The `--toolchain default` portion is important to use with xcrun in case the person \
running this has additional toolchains installed (e.g. because they hack on the Swift \
compiler); of course that should be overridable since someone who is working on the \
compilers may want to build pkgsrc content using their in-progress work for testing \
purposes.

The part that I mentioned about "the selected Xcode" is also important as many \
developers on Apple platforms will have more than one installed; xcrun will use the \
developer's preferred tools as specified by xcode-select, unless DEVELOPER_DIR is \
overridden in the environment to point to a different Xcode.

An example of where this may be used is if a developer keeps a release version of \
Xcode as their "selected" Xcode but wants to try building with a beta Xcode; just \
overriding DEVELOPER_DIR in the environment to point into the beta instead is enough \
to cause invocations of xcodebuild, the compiler, the linker, etc. to run from the \
beta Xcode and use SDKs from it.

Finally, anything building binaries for Apple platforms that are intended to be \
shared needs to take into account two things: Deployment target and code signing.

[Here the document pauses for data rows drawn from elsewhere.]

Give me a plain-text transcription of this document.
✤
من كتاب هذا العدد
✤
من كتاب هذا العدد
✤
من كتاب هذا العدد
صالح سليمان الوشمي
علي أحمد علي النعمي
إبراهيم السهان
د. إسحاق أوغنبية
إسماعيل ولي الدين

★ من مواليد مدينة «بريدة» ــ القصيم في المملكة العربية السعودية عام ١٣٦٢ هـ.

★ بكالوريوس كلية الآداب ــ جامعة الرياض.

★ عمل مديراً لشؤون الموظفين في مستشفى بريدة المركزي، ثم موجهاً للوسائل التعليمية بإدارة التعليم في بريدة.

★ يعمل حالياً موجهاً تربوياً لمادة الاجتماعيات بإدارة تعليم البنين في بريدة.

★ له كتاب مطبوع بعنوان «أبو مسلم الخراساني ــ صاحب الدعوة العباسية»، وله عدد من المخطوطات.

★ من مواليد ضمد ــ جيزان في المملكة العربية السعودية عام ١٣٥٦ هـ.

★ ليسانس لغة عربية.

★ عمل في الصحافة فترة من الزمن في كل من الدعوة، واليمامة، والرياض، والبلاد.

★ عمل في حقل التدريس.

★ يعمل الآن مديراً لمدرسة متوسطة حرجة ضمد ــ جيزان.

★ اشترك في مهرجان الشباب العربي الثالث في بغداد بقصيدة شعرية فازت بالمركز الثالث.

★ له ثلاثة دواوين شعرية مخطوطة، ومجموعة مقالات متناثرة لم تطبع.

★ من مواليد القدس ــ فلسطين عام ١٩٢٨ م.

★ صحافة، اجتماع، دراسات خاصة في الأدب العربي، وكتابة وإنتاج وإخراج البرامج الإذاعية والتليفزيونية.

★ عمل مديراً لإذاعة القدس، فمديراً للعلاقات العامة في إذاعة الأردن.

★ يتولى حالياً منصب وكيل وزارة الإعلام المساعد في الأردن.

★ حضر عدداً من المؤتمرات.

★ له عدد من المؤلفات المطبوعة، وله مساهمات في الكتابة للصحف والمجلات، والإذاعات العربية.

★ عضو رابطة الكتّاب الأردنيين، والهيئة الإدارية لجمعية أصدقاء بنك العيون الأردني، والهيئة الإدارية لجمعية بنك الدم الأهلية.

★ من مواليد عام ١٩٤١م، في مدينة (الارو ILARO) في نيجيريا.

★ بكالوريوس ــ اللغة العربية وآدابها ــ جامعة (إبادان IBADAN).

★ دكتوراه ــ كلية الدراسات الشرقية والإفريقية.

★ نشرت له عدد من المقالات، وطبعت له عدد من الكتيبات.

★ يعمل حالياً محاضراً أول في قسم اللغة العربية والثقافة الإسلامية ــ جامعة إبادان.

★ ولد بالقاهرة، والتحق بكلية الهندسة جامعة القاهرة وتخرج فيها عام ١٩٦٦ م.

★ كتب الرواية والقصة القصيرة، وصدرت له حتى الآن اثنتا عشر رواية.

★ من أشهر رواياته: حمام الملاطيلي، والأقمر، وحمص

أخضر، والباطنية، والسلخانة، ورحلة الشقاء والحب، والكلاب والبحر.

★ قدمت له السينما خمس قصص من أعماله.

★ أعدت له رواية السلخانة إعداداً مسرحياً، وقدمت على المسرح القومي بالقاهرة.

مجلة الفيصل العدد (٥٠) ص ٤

"Deployment target" is what we call the minimum operating system version you want the \
code to run on. It's passed to the compiler via an argument like \
`-mmacosx-version-min=10.13` and to the linker via an argument like \
`-macos_version_min 10.13` and results in any APIs introduced after 10.13 being \
weak-linked. Also, if they're not used within an availability check, they'll generate \
warnings at compilation time. I *think* the tools also use MACOSX_DEPLOYMENT_TARGET \
if it's present in the environment for propagating, so you may not need to use a \
command line argument for it.

Code signing is how the OS verifies the provenance of code executing on the system \
and is critical for preventing malware distribution. Code can be ad hoc signed to run \
locally (say because it was built locally) but should be signed by a real certificate \
if it's being distributed to others, so if it winds up containing malware it can be \
prevented from running very quickly. Ensuring binaries built by pkgsrc for macOS can \
be signed with a real certificate is probably a sizable project though since I don't \
think it's the sort of thing that can be propagated via an environment variable.